Three new classes of technologies are included in this update: (1) moderate complexity automated NAATs, recommended for the initial detection of TB and resistance to rifampicin and isoniazid, providing more options for early diagnosis of TB and rifampicin-resistant TB but also addressing an important gap in the rapid diagnosis of isoniazid-resistant and rifampicin-susceptible TB; (2) low complexity automated NAATs, recommended for the detection of resistance to isoniazid and second-line anti-TB agents, which will improve access to testing of fluoroquinolones resistant at peripheral level; and (3) high complexity reverse hybridization-based NAATs, recommended for the detection of pyrazinamide resistance, representing the first molecular tests for resistance determination to this drug.
“Ensuring that everyone can obtain a rapid and accurate diagnosis, followed by treatment according to the latest WHO guidelines, will save lives and reduce suffering. Diagnostic options for people with TB and drug-resistant TB are increasing as featured in this WHO guideline update thanks to the engagement of manufacturers in new product development and researchers in generating evidence for policy.” said Dr Tereza Kasaeva, Director of the WHO Global TB Programme. “We call for rapid action and stakeholder support in ensuring these updates are rapidly implemented to enable access to the latest technologies and innovations.”

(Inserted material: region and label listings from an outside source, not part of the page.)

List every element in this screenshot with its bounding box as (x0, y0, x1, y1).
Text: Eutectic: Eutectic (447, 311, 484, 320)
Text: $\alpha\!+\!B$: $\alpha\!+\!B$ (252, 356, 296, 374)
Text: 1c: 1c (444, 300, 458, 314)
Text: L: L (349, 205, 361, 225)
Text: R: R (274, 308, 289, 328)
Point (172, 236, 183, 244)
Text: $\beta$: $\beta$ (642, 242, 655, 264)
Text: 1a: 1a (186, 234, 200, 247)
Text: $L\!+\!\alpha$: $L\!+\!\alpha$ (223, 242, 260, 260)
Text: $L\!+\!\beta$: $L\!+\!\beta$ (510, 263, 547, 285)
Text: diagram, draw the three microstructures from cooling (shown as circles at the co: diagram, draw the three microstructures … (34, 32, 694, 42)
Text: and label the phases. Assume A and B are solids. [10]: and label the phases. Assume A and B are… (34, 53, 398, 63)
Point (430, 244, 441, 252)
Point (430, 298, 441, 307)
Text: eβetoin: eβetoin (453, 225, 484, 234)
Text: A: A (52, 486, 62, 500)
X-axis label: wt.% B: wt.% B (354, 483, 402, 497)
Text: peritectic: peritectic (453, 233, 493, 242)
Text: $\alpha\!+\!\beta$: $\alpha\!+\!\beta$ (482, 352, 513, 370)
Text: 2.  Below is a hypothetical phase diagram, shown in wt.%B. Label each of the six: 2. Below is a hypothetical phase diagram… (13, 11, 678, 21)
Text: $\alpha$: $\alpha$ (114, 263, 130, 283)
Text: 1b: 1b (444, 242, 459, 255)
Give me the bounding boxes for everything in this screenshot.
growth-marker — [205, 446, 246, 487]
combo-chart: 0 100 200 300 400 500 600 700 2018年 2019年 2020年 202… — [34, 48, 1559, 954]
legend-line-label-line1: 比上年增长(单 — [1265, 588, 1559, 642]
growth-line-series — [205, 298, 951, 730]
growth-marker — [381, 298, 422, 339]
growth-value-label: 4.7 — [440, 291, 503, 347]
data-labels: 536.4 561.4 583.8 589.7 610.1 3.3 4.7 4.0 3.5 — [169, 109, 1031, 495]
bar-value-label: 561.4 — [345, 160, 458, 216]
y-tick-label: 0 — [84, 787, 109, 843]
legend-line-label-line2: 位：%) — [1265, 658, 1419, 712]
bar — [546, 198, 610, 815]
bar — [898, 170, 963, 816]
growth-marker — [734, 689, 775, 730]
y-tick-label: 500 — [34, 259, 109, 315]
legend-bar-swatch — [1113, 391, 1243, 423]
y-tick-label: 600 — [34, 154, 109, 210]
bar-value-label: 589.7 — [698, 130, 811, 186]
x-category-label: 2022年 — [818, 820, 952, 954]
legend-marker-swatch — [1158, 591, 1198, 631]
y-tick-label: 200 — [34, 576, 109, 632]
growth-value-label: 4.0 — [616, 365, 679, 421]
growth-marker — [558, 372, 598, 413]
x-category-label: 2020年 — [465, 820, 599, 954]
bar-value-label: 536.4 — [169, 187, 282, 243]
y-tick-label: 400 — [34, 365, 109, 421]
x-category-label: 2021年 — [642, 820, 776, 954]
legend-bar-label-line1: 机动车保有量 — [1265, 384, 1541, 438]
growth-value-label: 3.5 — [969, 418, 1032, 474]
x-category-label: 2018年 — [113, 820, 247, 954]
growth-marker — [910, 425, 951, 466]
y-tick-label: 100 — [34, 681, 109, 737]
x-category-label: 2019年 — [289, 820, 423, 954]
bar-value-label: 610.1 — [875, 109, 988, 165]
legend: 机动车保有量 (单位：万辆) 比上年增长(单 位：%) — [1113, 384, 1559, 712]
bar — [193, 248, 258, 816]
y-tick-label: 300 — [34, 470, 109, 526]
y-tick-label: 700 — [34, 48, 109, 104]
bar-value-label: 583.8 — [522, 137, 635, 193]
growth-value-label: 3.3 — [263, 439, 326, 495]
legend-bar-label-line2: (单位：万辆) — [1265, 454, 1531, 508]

Globally, diagnosis of TB and drug-resistant TB remains a challenge with a third of people with TB and two-thirds of people with drug-resistant TB not being detected. The use of rapid molecular assays as the initial test to diagnose TB is recommended by WHO instead of sputum smear microscopy as they have high diagnostic accuracy and will lead to major improvements in the early detection of TB and drug-resistant TB. Bacteriologically confirmed diagnosis of people with TB needs to be ramped up by expanding access to rapid molecular tests.
Accelerated efforts to diagnose TB and drug-resistance are essential to end the global TB epidemic and achieve the targets of the political declaration of the UN high-level meeting, the WHO End TB Strategy, the UN Sustainable Development Goals, universal health coverage and the triple billion targets of WHO’s General Programme of Work.